Fullerene-like MoSe2 nanoparticles-embedded CNT balls with excellent structural stability for highly reversible sodium-ion storage

Abstract

Three-dimensional (3D) porous-structured carbon nanotube (CNT) balls embedded with fullerene-like MoSe₂ nanocrystals were successfully prepared by the spray pyrolysis process and subsequent selenization process. The MoO₂–CNT composite balls prepared by spray pyrolysis transformed into the fullerene-like MoSe₂/CNT (F-MoSe₂/CNT) composite balls by the selenization process. The F-MoSe₂/CNT composite balls exhibited superior sodium-ion storage properties to bare MoSe₂ and MoSe₂/CNT with a filled structure (N-MoSe₂/CNT), both of which were prepared as comparison samples.
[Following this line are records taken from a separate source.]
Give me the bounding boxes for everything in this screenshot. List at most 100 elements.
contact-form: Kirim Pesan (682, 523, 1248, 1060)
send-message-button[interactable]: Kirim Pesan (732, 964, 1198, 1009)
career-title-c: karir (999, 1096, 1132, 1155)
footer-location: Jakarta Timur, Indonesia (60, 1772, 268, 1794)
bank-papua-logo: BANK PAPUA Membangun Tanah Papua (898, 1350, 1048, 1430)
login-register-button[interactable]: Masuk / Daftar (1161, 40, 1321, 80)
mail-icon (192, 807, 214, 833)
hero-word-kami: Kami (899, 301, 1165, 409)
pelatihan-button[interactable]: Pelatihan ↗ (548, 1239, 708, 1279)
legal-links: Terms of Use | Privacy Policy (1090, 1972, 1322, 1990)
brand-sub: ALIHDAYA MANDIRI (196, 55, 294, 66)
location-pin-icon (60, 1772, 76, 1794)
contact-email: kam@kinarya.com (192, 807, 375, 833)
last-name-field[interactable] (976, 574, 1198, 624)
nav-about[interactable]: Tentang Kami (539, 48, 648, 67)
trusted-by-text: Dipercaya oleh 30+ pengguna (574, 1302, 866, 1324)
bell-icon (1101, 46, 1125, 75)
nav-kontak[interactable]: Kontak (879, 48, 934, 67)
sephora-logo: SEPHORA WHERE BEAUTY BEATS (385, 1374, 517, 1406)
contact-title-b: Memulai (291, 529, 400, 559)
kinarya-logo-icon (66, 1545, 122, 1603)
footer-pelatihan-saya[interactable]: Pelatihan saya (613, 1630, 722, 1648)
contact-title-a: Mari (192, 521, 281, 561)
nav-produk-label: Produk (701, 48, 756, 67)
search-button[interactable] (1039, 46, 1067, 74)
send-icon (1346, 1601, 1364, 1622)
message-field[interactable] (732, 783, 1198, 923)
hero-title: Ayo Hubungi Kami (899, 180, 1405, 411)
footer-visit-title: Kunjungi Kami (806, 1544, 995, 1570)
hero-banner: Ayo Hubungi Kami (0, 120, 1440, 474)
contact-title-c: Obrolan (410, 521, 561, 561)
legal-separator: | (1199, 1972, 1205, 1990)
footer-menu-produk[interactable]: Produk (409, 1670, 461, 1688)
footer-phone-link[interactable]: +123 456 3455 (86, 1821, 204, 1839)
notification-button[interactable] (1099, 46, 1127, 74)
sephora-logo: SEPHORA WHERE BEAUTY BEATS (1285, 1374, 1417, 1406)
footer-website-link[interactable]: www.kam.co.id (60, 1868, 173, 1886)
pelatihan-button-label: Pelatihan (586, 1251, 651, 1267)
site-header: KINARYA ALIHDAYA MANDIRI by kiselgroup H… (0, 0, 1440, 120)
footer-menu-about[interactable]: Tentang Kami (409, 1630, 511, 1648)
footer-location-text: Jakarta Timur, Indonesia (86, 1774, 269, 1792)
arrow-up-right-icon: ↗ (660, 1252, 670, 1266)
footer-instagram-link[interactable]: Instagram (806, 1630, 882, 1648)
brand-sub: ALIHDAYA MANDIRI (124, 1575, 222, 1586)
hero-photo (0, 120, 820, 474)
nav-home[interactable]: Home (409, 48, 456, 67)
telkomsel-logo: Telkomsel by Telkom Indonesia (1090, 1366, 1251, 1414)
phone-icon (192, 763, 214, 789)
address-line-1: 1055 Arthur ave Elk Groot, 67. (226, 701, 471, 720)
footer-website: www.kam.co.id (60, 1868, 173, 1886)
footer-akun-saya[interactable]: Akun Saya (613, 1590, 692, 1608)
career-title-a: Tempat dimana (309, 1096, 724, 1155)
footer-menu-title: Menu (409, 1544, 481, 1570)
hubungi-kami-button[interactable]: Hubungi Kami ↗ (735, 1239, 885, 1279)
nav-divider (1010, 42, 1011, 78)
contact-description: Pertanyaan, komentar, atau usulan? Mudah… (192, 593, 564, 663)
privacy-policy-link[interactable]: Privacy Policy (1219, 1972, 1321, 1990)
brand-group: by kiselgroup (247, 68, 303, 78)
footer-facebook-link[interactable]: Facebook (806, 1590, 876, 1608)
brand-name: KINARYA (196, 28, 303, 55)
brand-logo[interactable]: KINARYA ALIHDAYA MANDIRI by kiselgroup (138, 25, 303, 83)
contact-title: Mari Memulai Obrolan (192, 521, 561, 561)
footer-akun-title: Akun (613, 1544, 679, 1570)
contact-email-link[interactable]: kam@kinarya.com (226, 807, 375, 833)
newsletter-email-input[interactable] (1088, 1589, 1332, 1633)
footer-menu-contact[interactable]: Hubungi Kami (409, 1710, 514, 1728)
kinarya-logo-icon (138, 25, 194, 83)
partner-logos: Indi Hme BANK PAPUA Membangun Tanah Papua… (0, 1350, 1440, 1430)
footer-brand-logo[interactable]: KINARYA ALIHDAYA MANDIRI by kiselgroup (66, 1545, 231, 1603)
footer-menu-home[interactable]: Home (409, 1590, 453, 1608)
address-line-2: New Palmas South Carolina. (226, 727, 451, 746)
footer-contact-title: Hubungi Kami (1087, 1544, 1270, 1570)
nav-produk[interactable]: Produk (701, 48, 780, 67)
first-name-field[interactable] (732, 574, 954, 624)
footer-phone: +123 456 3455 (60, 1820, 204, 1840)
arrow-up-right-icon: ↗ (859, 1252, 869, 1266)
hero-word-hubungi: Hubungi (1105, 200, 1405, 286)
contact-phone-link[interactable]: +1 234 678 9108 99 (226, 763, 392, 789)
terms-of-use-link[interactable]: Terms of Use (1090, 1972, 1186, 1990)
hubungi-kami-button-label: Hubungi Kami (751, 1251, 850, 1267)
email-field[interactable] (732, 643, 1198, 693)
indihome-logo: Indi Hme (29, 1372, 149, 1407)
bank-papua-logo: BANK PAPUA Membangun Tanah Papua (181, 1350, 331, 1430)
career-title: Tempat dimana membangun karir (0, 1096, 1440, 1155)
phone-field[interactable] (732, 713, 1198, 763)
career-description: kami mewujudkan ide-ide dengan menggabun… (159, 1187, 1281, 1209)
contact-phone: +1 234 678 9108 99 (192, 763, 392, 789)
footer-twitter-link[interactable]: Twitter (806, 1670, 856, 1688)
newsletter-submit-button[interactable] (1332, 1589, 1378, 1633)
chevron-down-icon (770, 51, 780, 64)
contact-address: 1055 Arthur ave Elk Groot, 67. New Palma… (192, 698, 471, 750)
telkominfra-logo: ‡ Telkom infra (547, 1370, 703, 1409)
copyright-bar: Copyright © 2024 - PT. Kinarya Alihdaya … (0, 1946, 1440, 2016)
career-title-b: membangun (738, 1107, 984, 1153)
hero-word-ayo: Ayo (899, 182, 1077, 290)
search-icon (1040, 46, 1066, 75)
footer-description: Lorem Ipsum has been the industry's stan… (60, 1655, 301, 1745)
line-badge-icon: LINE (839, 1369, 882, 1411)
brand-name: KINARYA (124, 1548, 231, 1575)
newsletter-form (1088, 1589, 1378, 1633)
The 250^th discharge capacities of bare MoSe₂, N-MoSe₂/CNT composite balls, and F-MoSe₂/CNT composite balls were 144, 200, and 296 mA h g⁻¹, respectively, at a high current density of 1.0 A g⁻¹, and their capacity retentions measured from the second cycle were 37%, 66%, and 83%, respectively. The 10^th discharge capacities of the F-MoSe₂/CNT composite balls were 382, 346, 310, 280, and 255 mA h g⁻¹ at current densities of 0.2, 0.5, 1.5, 3.0, and 5.0 A g⁻¹, respectively. The synergetic effect of the fullerene-like MoSe₂ nanocrystals with ultrafine sizes and the CNT balls with a tangled and 3D porous structure and high electrical conductivity resulted in excellent sodium-ion storage properties of the F-MoSe₂/CNT composite balls.